Changing Cultures, Changing Security at FM Global
National crises like 9/11 and the Virginia Tech shootings compelled Whit Chaiyabhat into a career of public service and risk management advocacy.
One of the most rewarding parts of my job, as Editor of Security magazine, is the opportunity to speak with our readers. I recently had the pleasure to speak with Whit Chaiyabhat, staff vice president, crisis manager, for FM Global, one of the world’s largest commercial and industrial property insurers. He has had a successful 20-year career in various roles within the global security industry. In each position, he’s had to adapt his approach to securing the enterprise, based on the risk culture, the environment and emerging global security threats.
Chaiyabhat began his career in a consulting role at Booz Allen Hamilton, a position he says allowed him to observe and impact how multiple federal and commercial enterprises operate, which ultimately has helped form his future approaches to navigating risk cultures and appetites. “During my time there, 9/11 happened, and I wanted to be part of the country’s national-level response. I was fortunate to have an opportunity to join the FBI as a Security Specialist (Protective Intelligence Program Mgr.) & Emergency Preparedness Coordinator. That FBI role was a ‘sink or swim’ career moment for me because it forced me to broaden my professional areas of expertise and capabilities quickly. My years serving the FBI and our country remain some of my most rewarding professional experiences in my career. I maintain a profound respect and admiration for our national security public servants within the FBI and Intelligence Community.”
While he was proud to serve and enjoyed his FBI role, another significant U.S. security event took place and Chaiyabhat felt the calling to be part of that response, as well: the shootings at Virginia Tech University. “Georgetown University was looking for someone to lead their newly formed global Emergency Management & Business Continuity programs. I also helped initiate the University’s renewed and comprehensive strategies for behavioral threat assessment and management of potentially threatening individuals and situations. Following the Virginia Tech shootings, there was a watershed moment for security – crisis management and threat assessment in higher education, and I was compelled to join that effort. I was also involved in the University’s cross-function team response to the Arab Spring crisis.”
Chaiyabhat also had a role as Director of Risk Management & Security at the Washington National Cathedral, where he worked with government and private executive protection teams and high-level VIP guests in preparation for and during major special events. He also led a complete overhaul of the Cathedral’s SOC, campus-wide emergency mass notification systems and Cathedral Police Department organizational enhancements. “My time there helped to shape my thinking, that my role as leader in an open ‘soft target’ environment is all about striking a sound balance between caring for people by applying strategies that fit the culture, while also providing effective security protective measures to detect, deter and respond to threats.”
Chaiyabhat then entered a new industry with a vastly different security posture: as global security manager with Raytheon Missile Systems, to assist in the protection of the world’s largest missile maker and its worldwide locations for the design, R&D and manufacturing of products critical to U.S. and allied country military defense.

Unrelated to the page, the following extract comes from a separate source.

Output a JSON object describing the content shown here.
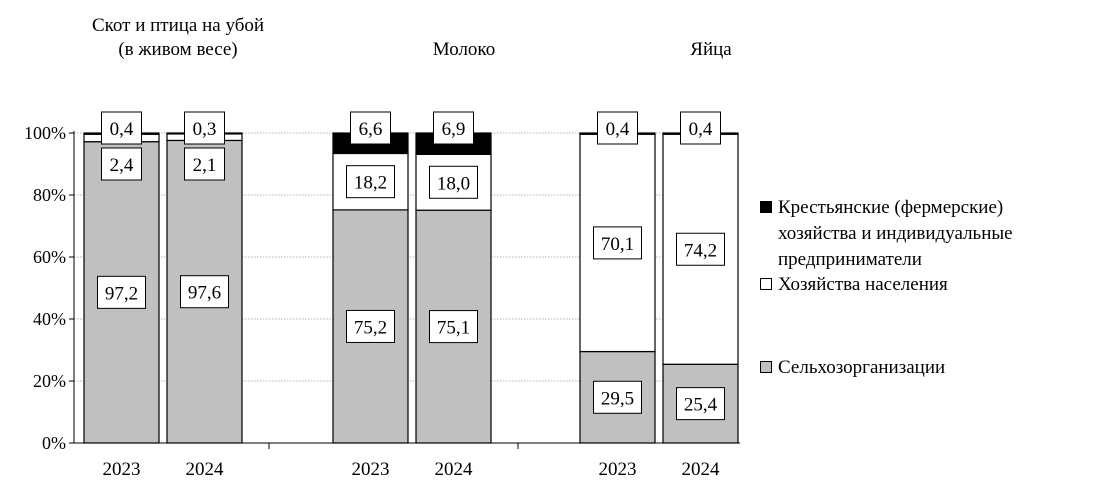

There, he also led the business justification and implementation of the first-ever data science and analysis team supporting all disciplines of Raytheon Missile Systems’ global security organization.
At the FBI, National Cathedral and Raytheon Missile Systems, Chaiyabhat managed insider and external threat cases that could have had real implications to life safety and the people who were being targeted. “On a personal level, working those cases was rewarding because there was a direct correlation to a person’s individual safety. It’s rewarding to navigate organizational strategic and operational risks, but for me, the threat cases that I have worked required partnerships to de-escalate the situation, and to allow people to go home safely at the end of the work day – which I find to be the most rewarding aspect of our security profession.”

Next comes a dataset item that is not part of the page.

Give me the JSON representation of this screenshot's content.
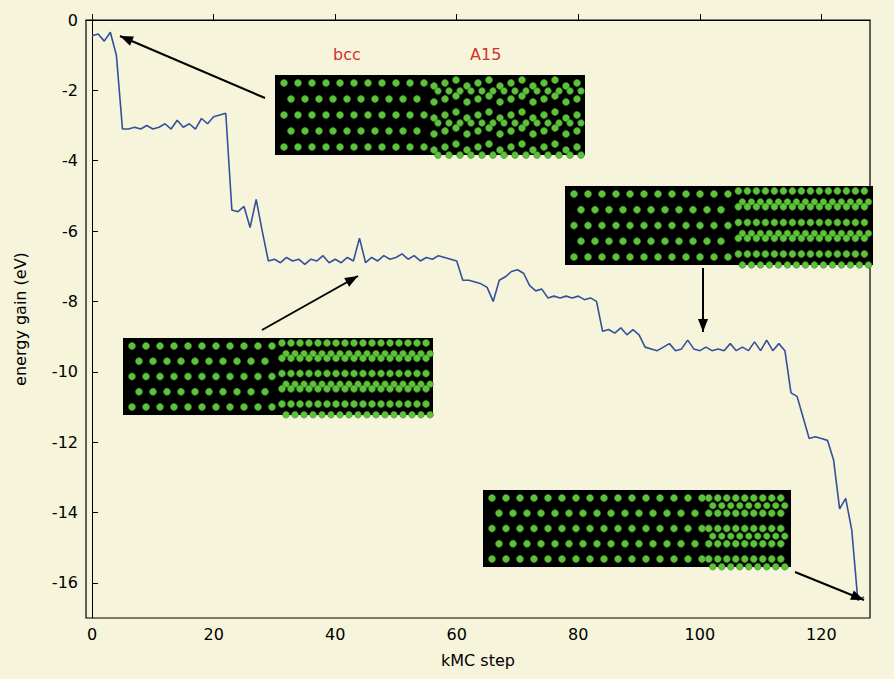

Now at FM Global, he is leading an enterprise security and crisis management program, and he has C-suite level support to do so. “FM Global takes an engineering-based approach to insurance, and we advise our clients to help their businesses become more resilient to property-related hazards that can disrupt their operations,” he explains. “Risk management is in our company’s DNA, and our leaders understand and embody what our team is trying to do in managing our own organizational risks.”

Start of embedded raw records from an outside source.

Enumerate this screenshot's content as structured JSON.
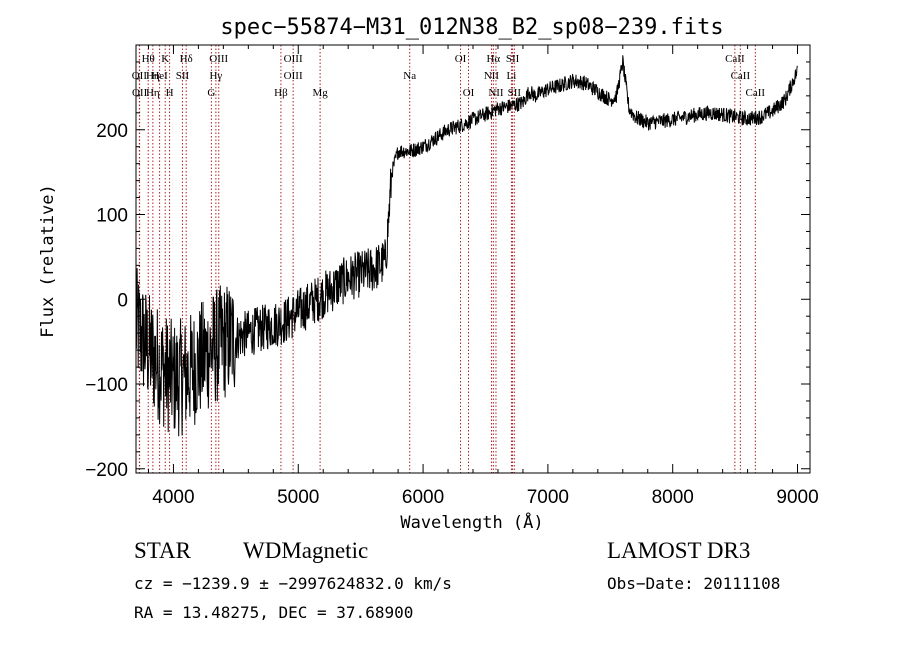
{
  "chart_data": {
    "type": "line",
    "title": "spec−55874−M31_012N38_B2_sp08−239.fits",
    "xlabel": "Wavelength (Å)",
    "ylabel": "Flux (relative)",
    "xlim": [
      3700,
      9100
    ],
    "ylim": [
      -205,
      300
    ],
    "xticks": [
      4000,
      5000,
      6000,
      7000,
      8000,
      9000
    ],
    "xtick_labels": [
      "4000",
      "5000",
      "6000",
      "7000",
      "8000",
      "9000"
    ],
    "yticks": [
      -200,
      -100,
      0,
      100,
      200
    ],
    "ytick_labels": [
      "−200",
      "−100",
      "0",
      "100",
      "200"
    ],
    "series": [
      {
        "name": "flux",
        "color": "#000000",
        "x": [
          3700,
          3800,
          3900,
          4000,
          4100,
          4200,
          4300,
          4400,
          4500,
          4600,
          4700,
          4800,
          4900,
          5000,
          5100,
          5200,
          5300,
          5400,
          5500,
          5600,
          5700,
          5750,
          5800,
          5900,
          6000,
          6100,
          6200,
          6300,
          6400,
          6500,
          6600,
          6700,
          6800,
          6850,
          6900,
          7000,
          7100,
          7200,
          7300,
          7400,
          7500,
          7550,
          7600,
          7650,
          7700,
          7800,
          7900,
          8000,
          8100,
          8200,
          8300,
          8400,
          8500,
          8600,
          8700,
          8800,
          8900,
          9000
        ],
        "y": [
          -30,
          -60,
          -80,
          -95,
          -90,
          -75,
          -60,
          -50,
          -45,
          -40,
          -35,
          -30,
          -25,
          -15,
          -5,
          5,
          15,
          25,
          30,
          35,
          45,
          150,
          175,
          175,
          180,
          190,
          200,
          205,
          212,
          218,
          225,
          228,
          232,
          245,
          240,
          248,
          252,
          258,
          255,
          245,
          235,
          240,
          280,
          225,
          215,
          208,
          210,
          212,
          215,
          218,
          220,
          218,
          215,
          213,
          215,
          222,
          235,
          270
        ]
      }
    ],
    "line_markers": [
      {
        "label": "Hθ",
        "x": 3798,
        "row": 0
      },
      {
        "label": "OII",
        "x": 3727,
        "row": 1
      },
      {
        "label": "OII",
        "x": 3729,
        "row": 2
      },
      {
        "label": "Hη",
        "x": 3835,
        "row": 1
      },
      {
        "label": "Hη",
        "x": 3835,
        "row": 2
      },
      {
        "label": "K",
        "x": 3934,
        "row": 0
      },
      {
        "label": "HeI",
        "x": 3889,
        "row": 1
      },
      {
        "label": "H",
        "x": 3969,
        "row": 2
      },
      {
        "label": "SII",
        "x": 4072,
        "row": 1
      },
      {
        "label": "Hδ",
        "x": 4102,
        "row": 0
      },
      {
        "label": "OIII",
        "x": 4363,
        "row": 0
      },
      {
        "label": "Hγ",
        "x": 4340,
        "row": 1
      },
      {
        "label": "G",
        "x": 4304,
        "row": 2
      },
      {
        "label": "OIII",
        "x": 4959,
        "row": 0
      },
      {
        "label": "OIII",
        "x": 4959,
        "row": 1
      },
      {
        "label": "Hβ",
        "x": 4861,
        "row": 2
      },
      {
        "label": "Mg",
        "x": 5175,
        "row": 2
      },
      {
        "label": "Na",
        "x": 5893,
        "row": 1
      },
      {
        "label": "OI",
        "x": 6300,
        "row": 0
      },
      {
        "label": "OI",
        "x": 6364,
        "row": 2
      },
      {
        "label": "Hα",
        "x": 6563,
        "row": 0
      },
      {
        "label": "NII",
        "x": 6548,
        "row": 1
      },
      {
        "label": "NII",
        "x": 6584,
        "row": 2
      },
      {
        "label": "SII",
        "x": 6717,
        "row": 0
      },
      {
        "label": "Li",
        "x": 6708,
        "row": 1
      },
      {
        "label": "SII",
        "x": 6731,
        "row": 2
      },
      {
        "label": "CaII",
        "x": 8498,
        "row": 0
      },
      {
        "label": "CaII",
        "x": 8542,
        "row": 1
      },
      {
        "label": "CaII",
        "x": 8662,
        "row": 2
      }
    ],
    "marker_color": "#b22222"
  },
  "footer": {
    "class_label": "STAR",
    "subclass_label": "WDMagnetic",
    "survey_label": "LAMOST DR3",
    "cz_text": "cz = −1239.9 ± −2997624832.0 km/s",
    "obs_date_text": "Obs−Date: 20111108",
    "radec_text": "RA =  13.48275, DEC =  37.68900"
  }
}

Overall, he says, “No matter where I have been in my career, I have always tried to turn my passion for continuous learning into practical applications and enhancements for organizational risk culture and security strategies. I could have stayed in the same role for 40 years and done security the same way within the same environment. I believe that I am a better security professional and risk advisor as a direct result of having done consulting and working in several organizations, and thus adapting my approach to security and risk management to fit varying risk appetites.”